Praxisalltag newsletter-praxisalltag

„Arbeitszeit-Gesetz“? – ÄG Nord nimmt Stellung

Bei wöchentlichen Arbeitszeiten von über 50 Stunden in vielen Praxen wäre eine solche gesetzliche Vorgabe absurd.

Eigenes Archiv

Wir stehen vor einer neuen Regierungsbildung, seit den Wahlen im September 2017 wurden Koalitionen sondiert, jede Partei hat den Wunsch eigener Profilierung. Die Gesundheitspolitik ist zu einem bedeutenden Thema geworden, nach dem Koalitionsvertrag ist mit neuen Sozialgesetzen zu rechnen.

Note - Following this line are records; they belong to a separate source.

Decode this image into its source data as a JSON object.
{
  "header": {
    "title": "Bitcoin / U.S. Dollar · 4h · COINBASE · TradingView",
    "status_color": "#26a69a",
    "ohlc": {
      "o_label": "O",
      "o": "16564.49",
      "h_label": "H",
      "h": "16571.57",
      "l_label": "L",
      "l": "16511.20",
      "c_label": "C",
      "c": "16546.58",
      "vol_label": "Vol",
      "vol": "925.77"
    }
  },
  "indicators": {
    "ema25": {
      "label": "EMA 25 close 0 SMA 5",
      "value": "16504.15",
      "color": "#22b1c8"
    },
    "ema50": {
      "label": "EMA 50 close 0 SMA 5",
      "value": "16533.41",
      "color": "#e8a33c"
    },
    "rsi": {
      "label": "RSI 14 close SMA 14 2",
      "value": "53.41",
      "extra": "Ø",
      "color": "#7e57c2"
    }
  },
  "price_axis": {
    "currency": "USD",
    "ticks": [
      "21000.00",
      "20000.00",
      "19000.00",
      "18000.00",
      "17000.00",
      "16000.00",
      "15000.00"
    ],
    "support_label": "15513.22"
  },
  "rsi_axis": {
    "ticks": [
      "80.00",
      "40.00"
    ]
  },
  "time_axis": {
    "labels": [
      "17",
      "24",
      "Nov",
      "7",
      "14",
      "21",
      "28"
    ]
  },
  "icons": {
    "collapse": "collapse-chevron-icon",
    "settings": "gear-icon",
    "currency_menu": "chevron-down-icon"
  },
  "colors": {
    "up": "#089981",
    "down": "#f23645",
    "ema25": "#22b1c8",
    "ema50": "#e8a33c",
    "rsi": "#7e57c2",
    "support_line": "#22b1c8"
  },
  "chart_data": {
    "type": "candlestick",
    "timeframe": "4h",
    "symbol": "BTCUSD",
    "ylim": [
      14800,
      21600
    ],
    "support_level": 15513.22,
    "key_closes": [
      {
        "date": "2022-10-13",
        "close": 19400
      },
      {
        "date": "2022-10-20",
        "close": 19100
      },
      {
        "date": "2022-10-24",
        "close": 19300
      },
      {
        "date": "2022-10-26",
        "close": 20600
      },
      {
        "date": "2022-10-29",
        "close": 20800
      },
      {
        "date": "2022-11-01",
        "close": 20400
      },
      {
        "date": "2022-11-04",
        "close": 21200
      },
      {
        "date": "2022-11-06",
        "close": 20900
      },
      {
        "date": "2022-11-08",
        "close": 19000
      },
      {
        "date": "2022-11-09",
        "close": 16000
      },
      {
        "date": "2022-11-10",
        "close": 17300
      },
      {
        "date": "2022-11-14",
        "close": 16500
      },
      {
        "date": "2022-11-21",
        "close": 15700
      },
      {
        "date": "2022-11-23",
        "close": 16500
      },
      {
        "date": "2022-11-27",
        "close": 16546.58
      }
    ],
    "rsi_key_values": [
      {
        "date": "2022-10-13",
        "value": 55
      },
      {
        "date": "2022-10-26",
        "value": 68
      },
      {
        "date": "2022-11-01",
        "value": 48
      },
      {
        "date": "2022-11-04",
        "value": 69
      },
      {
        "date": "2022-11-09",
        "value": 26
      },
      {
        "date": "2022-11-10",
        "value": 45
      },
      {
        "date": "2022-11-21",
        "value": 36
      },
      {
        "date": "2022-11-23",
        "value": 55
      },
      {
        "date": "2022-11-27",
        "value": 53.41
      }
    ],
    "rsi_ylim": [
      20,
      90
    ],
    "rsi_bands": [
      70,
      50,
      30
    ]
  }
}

Für das Gesundheitswesen finden sich meist Absichtserklärungen, Kommissionen werden sich mit Themen wie Honorarangleichung oder Bedarfsplanung befassen müssen. Aber auch Absichten weisen auf die Denke in den sozialpolitischen Verhandlungsgremien hin. Mehr staatlicher Einfluss auf Selbstverwaltungsorgane ist zu erwarten, die Freiberuflichkeit verliert weiterhin an Bedeutung.

Exemplarisch ist der Vorschlag, Praxisinhabern vorzuschreiben ihre Öffnungszeiten von mindestens 20 Wochenstunden auf 25 Stunden zu erhöhen. Diese Augenwischerei soll die vielkritisierten Wartezeiten für GKV-Versicherte verkürzen! Bei wöchentlichen Arbeitszeiten von über 50 Stunden in vielen Praxen wäre eine solche gesetzliche Vorgabe absurd. Öffnungszeiten sind auch nicht identisch mit Arbeitszeit und Patientenversorgung.

Das Problem der Wartezeiten lässt sich eher lösen, wenn die wirklichen Ursachen angegangen werden. Insbesondere die bestehende Budgetierung beschneidet Arbeitsbereitschaft, ebenso die oft unsachgemäße Pauschalierung, sowohl für Haus- als auch Facharztpraxen. Das Honorarsparsystem ist die Bremse für die Leistungsfähigkeit in der ambulanten Versorgung der GKV-Versicherten.

Dr. Klara Fall, Allgemeinärztin: Mir scheint, die Politik sieht uns Ärzte nicht mehr als Leistungserbringer, sondern nur noch als Erfüllungsgehilfen. So fällt es leichter, Probleme zu übertragen anstatt sie zu lösen.